Why does unemployment rise when the economy slows?

A. Decreased demand for goods causes demand for labor to go down.****

B. Decreased demand for goods causes the cost of labor to go up.

C. Increased demand for goods causes demand for labor to go down.

D. The slower economy makes companies less likely to outsource jobs.

I agree.

AWESOMESAUCE. Thanks Ms. Sue, you're the best! :)

:-) You're welcome, Nirvana.

The correct answer is A. Decreased demand for goods causes demand for labor to go down.

Unemployment tends to rise when the economy slows down because of decreased demand for goods and services. When the economy is in a slump, people tend to spend less on goods and services, which leads to a decline in demand. As a result, businesses may not need as many workers to produce goods and provide services. This decrease in demand for goods causes a decrease in demand for labor, leading to higher unemployment rates.

To understand this relationship, it's important to grasp the concept of supply and demand in the labor market. When the economy is strong and businesses are doing well, they typically have higher demand for labor to meet the demand for their products or services.
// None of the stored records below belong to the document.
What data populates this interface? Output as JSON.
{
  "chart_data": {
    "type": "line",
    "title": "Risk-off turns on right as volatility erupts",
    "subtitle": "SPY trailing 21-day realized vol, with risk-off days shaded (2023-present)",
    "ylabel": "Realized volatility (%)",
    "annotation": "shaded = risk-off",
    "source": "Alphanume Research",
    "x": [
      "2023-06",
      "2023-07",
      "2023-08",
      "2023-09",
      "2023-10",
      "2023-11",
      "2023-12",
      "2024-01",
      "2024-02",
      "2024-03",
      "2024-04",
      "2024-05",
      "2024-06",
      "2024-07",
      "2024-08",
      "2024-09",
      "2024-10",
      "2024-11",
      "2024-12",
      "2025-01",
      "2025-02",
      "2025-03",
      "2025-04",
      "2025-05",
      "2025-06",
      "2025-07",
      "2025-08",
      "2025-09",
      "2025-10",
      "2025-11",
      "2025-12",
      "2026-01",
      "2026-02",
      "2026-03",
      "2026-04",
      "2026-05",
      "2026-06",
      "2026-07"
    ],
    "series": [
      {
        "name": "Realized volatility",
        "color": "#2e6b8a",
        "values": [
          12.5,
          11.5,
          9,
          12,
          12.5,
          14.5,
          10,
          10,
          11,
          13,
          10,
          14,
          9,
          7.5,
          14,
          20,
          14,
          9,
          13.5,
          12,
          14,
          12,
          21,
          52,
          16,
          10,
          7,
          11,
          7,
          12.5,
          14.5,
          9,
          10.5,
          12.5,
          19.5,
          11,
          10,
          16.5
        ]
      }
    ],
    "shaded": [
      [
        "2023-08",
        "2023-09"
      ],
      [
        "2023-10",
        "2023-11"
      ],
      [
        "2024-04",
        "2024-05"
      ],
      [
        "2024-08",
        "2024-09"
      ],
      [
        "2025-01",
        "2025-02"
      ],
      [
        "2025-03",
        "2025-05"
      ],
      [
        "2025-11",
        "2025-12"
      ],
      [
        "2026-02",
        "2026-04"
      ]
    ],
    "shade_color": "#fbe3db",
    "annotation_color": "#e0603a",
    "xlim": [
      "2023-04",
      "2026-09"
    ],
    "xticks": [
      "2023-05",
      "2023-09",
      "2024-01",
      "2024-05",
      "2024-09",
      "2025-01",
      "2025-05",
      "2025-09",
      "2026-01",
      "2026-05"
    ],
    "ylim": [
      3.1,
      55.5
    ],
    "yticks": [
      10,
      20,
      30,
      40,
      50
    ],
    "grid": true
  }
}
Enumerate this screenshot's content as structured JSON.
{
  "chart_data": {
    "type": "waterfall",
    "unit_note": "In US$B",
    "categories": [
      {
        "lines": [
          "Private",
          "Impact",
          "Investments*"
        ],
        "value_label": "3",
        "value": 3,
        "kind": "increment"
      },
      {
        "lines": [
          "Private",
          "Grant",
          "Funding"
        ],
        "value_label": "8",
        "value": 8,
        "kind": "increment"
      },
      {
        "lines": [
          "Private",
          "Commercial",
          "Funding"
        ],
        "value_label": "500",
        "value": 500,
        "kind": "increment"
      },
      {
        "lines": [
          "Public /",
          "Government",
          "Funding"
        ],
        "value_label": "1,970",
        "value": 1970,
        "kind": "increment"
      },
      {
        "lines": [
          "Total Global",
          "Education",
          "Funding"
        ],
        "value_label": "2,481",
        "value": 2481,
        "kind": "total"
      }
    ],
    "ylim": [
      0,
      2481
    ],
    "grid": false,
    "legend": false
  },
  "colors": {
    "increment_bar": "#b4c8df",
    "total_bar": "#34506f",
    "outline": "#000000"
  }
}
On the other hand, when the economy slows down and people are not spending as much, businesses scale back their operations, which means they require fewer workers.

Therefore, when measuring unemployment rates, it is essential to consider the state of the economy and the demand for goods and services. When the economy is thriving, unemployment rates tend to be lower because businesses require more workers. Conversely, during an economic slowdown or recession, unemployment rates are likely to rise due to reduced demand for labor.